Résumé : Cette communication examine l’évolution de la représentation du réfugié
palestinien dans la bande dessinée arabe. Située dans l’effervescence des collectifs bédéiques après les printemps arabes, la bande dessinée palestinienne et arabe questionne les modes de visibilité et de visibilisation des figures migratoires. L’analyse consiste à décrypter les modalités selon lesquelles ce média autorise de nouvelles stratégies d’auto- représentation des réfugiés. Elle vise à comprendre l’impact de ce média sur la perception sociale de l’image et du discours des/sur les réfugiés depuis le cas palestinien.

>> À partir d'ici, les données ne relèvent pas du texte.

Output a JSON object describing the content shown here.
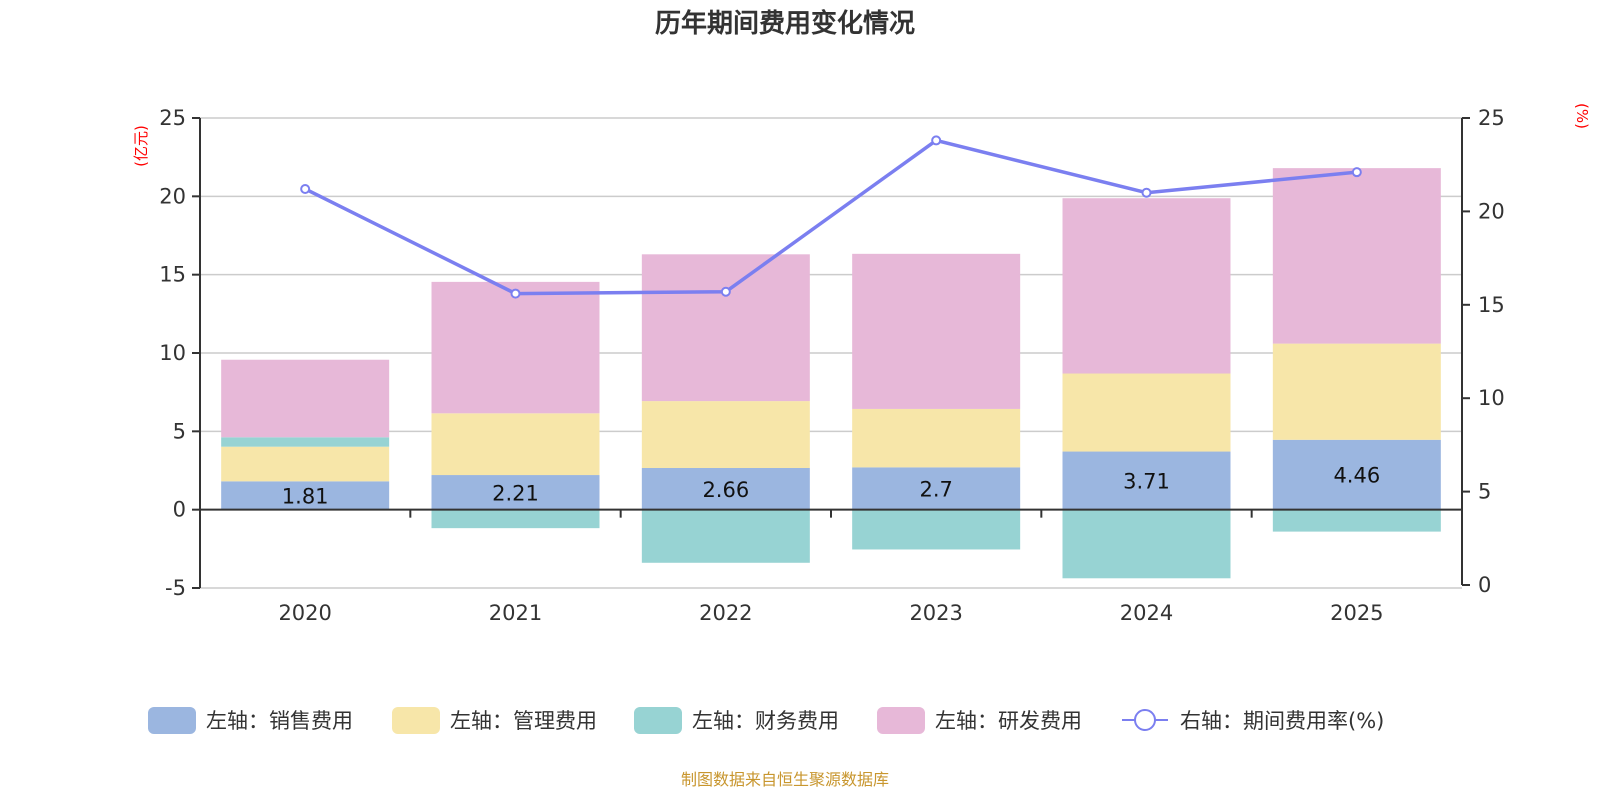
{
  "chart_data": {
    "type": "bar",
    "title": "历年期间费用变化情况",
    "source_note": "制图数据来自恒生聚源数据库",
    "categories": [
      "2020",
      "2021",
      "2022",
      "2023",
      "2024",
      "2025"
    ],
    "left_axis": {
      "unit_label": "(亿元)",
      "ylim": [
        -5,
        25
      ],
      "ticks": [
        -5,
        0,
        5,
        10,
        15,
        20,
        25
      ]
    },
    "right_axis": {
      "unit_label": "(%)",
      "ylim": [
        0,
        25
      ],
      "ticks": [
        0,
        5,
        10,
        15,
        20,
        25
      ]
    },
    "grid": true,
    "legend_position": "bottom",
    "series": [
      {
        "name": "左轴：销售费用",
        "type": "bar",
        "axis": "left",
        "stack": true,
        "color": "#9bb6e0",
        "values": [
          1.81,
          2.21,
          2.66,
          2.7,
          3.71,
          4.46
        ],
        "show_labels": true
      },
      {
        "name": "左轴：管理费用",
        "type": "bar",
        "axis": "left",
        "stack": true,
        "color": "#f7e6a9",
        "values": [
          2.21,
          3.94,
          4.27,
          3.73,
          4.98,
          6.14
        ],
        "show_labels": false
      },
      {
        "name": "左轴：财务费用",
        "type": "bar",
        "axis": "left",
        "stack": true,
        "color": "#97d3d3",
        "values": [
          0.6,
          -1.18,
          -3.39,
          -2.54,
          -4.38,
          -1.4
        ],
        "show_labels": false
      },
      {
        "name": "左轴：研发费用",
        "type": "bar",
        "axis": "left",
        "stack": true,
        "color": "#e7b8d8",
        "values": [
          4.95,
          8.39,
          9.37,
          9.9,
          11.19,
          11.2
        ],
        "show_labels": false
      },
      {
        "name": "右轴：期间费用率(%)",
        "type": "line",
        "axis": "right",
        "color": "#7b7ff0",
        "values": [
          21.2,
          15.6,
          15.7,
          23.8,
          21.0,
          22.1
        ]
      }
    ],
    "bar_labels": [
      "1.81",
      "2.21",
      "2.66",
      "2.7",
      "3.71",
      "4.46"
    ]
  }
}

Khalid Mouna, Université de Meknès, Maroc & Victoire Jaquet, Université Paris Nanterre : Devenir artiste : Processus migratoire d’un collectif d’artistes subsahariens à Tanger
Biographie succincte : Khalid Mouna est professeur à l’université Moulay Ismail de Meknès. Ses recherches portent sur la production et la consommation de drogues, les migrations internationales et le corps. Il est l’auteur de plusieurs ouvrages : Le bled du kif. Economie et pouvoir à la Ketama du Rif (Ibis Press, 2010), Identité de la marge. Approche anthropologique du Rif (Peter Lang, 2018). L’éloge de l’inversion. Sexualité et rituel de transgression au Maghreb (La Croisée des Chemins, 2022). Il a codirigé l’ouvrage : Terrains marocain. Sur les traces des chercheurs d’ici et d’ailleurs (La Croisée des Chemins, Centre Jacques Berque, 2017). Il a dirigé plusieurs programmes de recherche internationaux, et est membre de nombreux programmes de recherche européens. Il a réalisé deux films documentaires : Le maître du Coran et Mono.

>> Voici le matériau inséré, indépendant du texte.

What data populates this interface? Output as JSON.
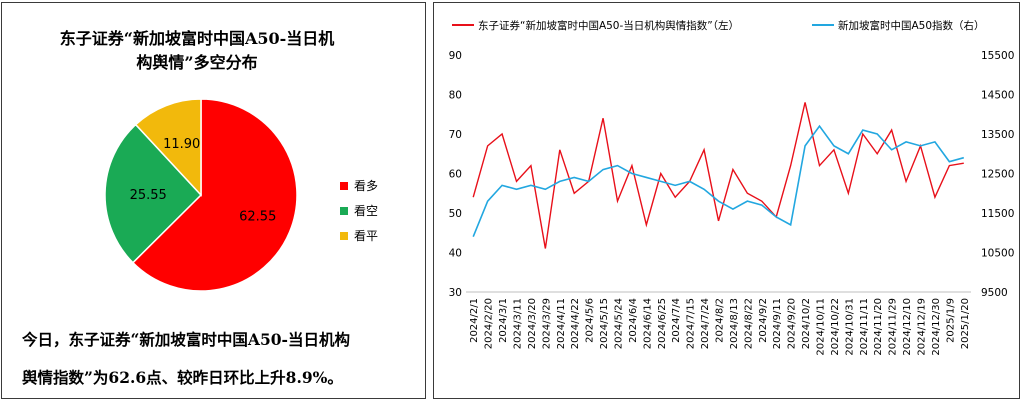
{
  "pie": {
    "title_line1": "东子证券“新加坡富时中国A50-当日机",
    "title_line2": "构舆情”多空分布",
    "slices": [
      {
        "name": "看多",
        "value": 62.55,
        "label": "62.55",
        "color": "#ff0000"
      },
      {
        "name": "看空",
        "value": 25.55,
        "label": "25.55",
        "color": "#1aaa55"
      },
      {
        "name": "看平",
        "value": 11.9,
        "label": "11.90",
        "color": "#f2b90c"
      }
    ]
  },
  "summary": {
    "line1": "今日，东子证券“新加坡富时中国A50-当日机构",
    "line2": "舆情指数”为62.6点、较昨日环比上升8.9%。"
  },
  "chart_data": {
    "type": "line",
    "series": [
      {
        "name": "东子证券“新加坡富时中国A50-当日机构舆情指数”（左）",
        "axis": "left",
        "color": "#e8101a"
      },
      {
        "name": "新加坡富时中国A50指数（右）",
        "axis": "right",
        "color": "#22a7e0"
      }
    ],
    "y_left": {
      "ylim": [
        30,
        90
      ],
      "ticks": [
        "30",
        "40",
        "50",
        "60",
        "70",
        "80",
        "90"
      ]
    },
    "y_right": {
      "ylim": [
        9500,
        15500
      ],
      "ticks": [
        "9500",
        "10500",
        "11500",
        "12500",
        "13500",
        "14500",
        "15500"
      ]
    },
    "x_ticks": [
      "2024/2/1",
      "2024/2/20",
      "2024/3/1",
      "2024/3/11",
      "2024/3/20",
      "2024/3/29",
      "2024/4/11",
      "2024/4/22",
      "2024/5/6",
      "2024/5/15",
      "2024/5/24",
      "2024/6/4",
      "2024/6/14",
      "2024/6/25",
      "2024/7/4",
      "2024/7/15",
      "2024/7/24",
      "2024/8/2",
      "2024/8/13",
      "2024/8/22",
      "2024/9/2",
      "2024/9/11",
      "2024/9/20",
      "2024/10/2",
      "2024/10/11",
      "2024/10/22",
      "2024/10/31",
      "2024/11/11",
      "2024/11/20",
      "2024/11/29",
      "2024/12/10",
      "2024/12/19",
      "2024/12/30",
      "2025/1/9",
      "2025/1/20"
    ],
    "x": [
      "2024/2/1",
      "2024/2/20",
      "2024/3/1",
      "2024/3/11",
      "2024/3/20",
      "2024/3/29",
      "2024/4/11",
      "2024/4/22",
      "2024/5/6",
      "2024/5/15",
      "2024/5/24",
      "2024/6/4",
      "2024/6/14",
      "2024/6/25",
      "2024/7/4",
      "2024/7/15",
      "2024/7/24",
      "2024/8/2",
      "2024/8/13",
      "2024/8/22",
      "2024/9/2",
      "2024/9/11",
      "2024/9/20",
      "2024/10/2",
      "2024/10/11",
      "2024/10/22",
      "2024/10/31",
      "2024/11/11",
      "2024/11/20",
      "2024/11/29",
      "2024/12/10",
      "2024/12/19",
      "2024/12/30",
      "2025/1/9",
      "2025/1/20"
    ],
    "sentiment": [
      54,
      67,
      70,
      58,
      62,
      41,
      66,
      55,
      58,
      74,
      53,
      62,
      47,
      60,
      54,
      58,
      66,
      48,
      61,
      55,
      53,
      49,
      62,
      78,
      62,
      66,
      55,
      70,
      65,
      71,
      58,
      67,
      54,
      62,
      62.6
    ],
    "index": [
      10900,
      11800,
      12200,
      12100,
      12200,
      12100,
      12300,
      12400,
      12300,
      12600,
      12700,
      12500,
      12400,
      12300,
      12200,
      12300,
      12100,
      11800,
      11600,
      11800,
      11700,
      11400,
      11200,
      13200,
      13700,
      13200,
      13000,
      13600,
      13500,
      13100,
      13300,
      13200,
      13300,
      12800,
      12900
    ]
  }
}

Biographie succincte : Victoire Jaquet est doctorante en anthropologie de la danse au Centre de Recherche en Ethnomusicologie de l'Université Paris Nanterre. Elle conduit une ethnographie en
collaboration avec le chorégraphe Taoufiq Izeddiou et les danseur.se.s qui l’entourent à Marrakech. Sa thèse, en cours d'écriture, interroge les potentiels herméneutiques du recours aux archives dans l'invention et le décentrement d'un regard ethnographique. Ainsi, elle développe une approche documentant la danse contemporaine, ses esthétiques et les micropolitiques contenues dans les relations qu'elle entretient avec des continuums musico-chorégraphiques pluriels, tant locaux que mondialisés.

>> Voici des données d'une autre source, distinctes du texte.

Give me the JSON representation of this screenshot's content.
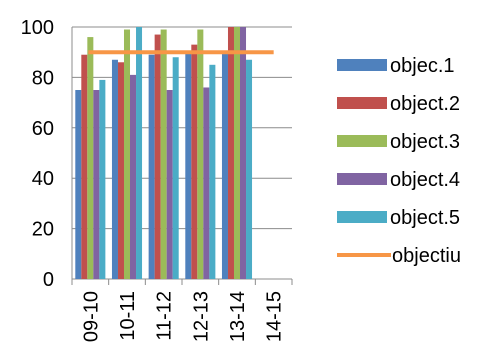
{
  "chart_data": {
    "type": "bar",
    "categories": [
      "09-10",
      "10-11",
      "11-12",
      "12-13",
      "13-14",
      "14-15"
    ],
    "series": [
      {
        "name": "objec.1",
        "color": "#4f81bd",
        "values": [
          75,
          87,
          89,
          90,
          90,
          null
        ]
      },
      {
        "name": "object.2",
        "color": "#c0504d",
        "values": [
          89,
          86,
          97,
          93,
          100,
          null
        ]
      },
      {
        "name": "object.3",
        "color": "#9bbb59",
        "values": [
          96,
          99,
          99,
          99,
          100,
          null
        ]
      },
      {
        "name": "object.4",
        "color": "#8064a2",
        "values": [
          75,
          81,
          75,
          76,
          100,
          null
        ]
      },
      {
        "name": "object.5",
        "color": "#4bacc6",
        "values": [
          79,
          100,
          88,
          85,
          87,
          null
        ]
      }
    ],
    "target_line": {
      "name": "objectiu",
      "color": "#f79646",
      "value": 90
    },
    "y_ticks": [
      0,
      20,
      40,
      60,
      80,
      100
    ],
    "ylim": [
      0,
      100
    ],
    "grid": true,
    "legend_position": "right"
  }
}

Résumé : La politique migratoire européenne a érigé des barrières dans une zone historiquement ouverte aux échanges, transformant ainsi la ville de Tanger au Maroc en une frontière illusoire entre l'Afrique et l'Europe. Cette restriction des mobilités a conduit le royaume à devenir un lieu d'installation pour de nombreux migrants cherchant à rejoindre l'Europe, en particulier depuis le drame de Ceuta et Melilla en 2005. De nombreux artistes en situation de migration choisissent de pointer l’écart entre les représentations portées sur l’étranger et son vécu intime. Ils transforment leurs vécus fondées sur la souffrance à une pensée profonde sur la conception de l’« immigré ». Notre travail ethnographique est fondé sur une immersion au sein de groupes artistiques fondés par des migrants camerounais, il aborde la complexité du processus de migration. Ainsi, au sein des stratégies connues d'adaptation des récits d'exil pour susciter la sympathie et organiser les conditions d'une régularisation, les interlocuteurs de l'étude ouvrent une perspective dynamique sur le devenir migrant. Face à la prescription d'un statut, ces individus renouvellent leurs identités par la pratique artistique ; ainsi, devenir artiste est perçu comme un accomplissement qui symbolise le réel à travers la danse et le son.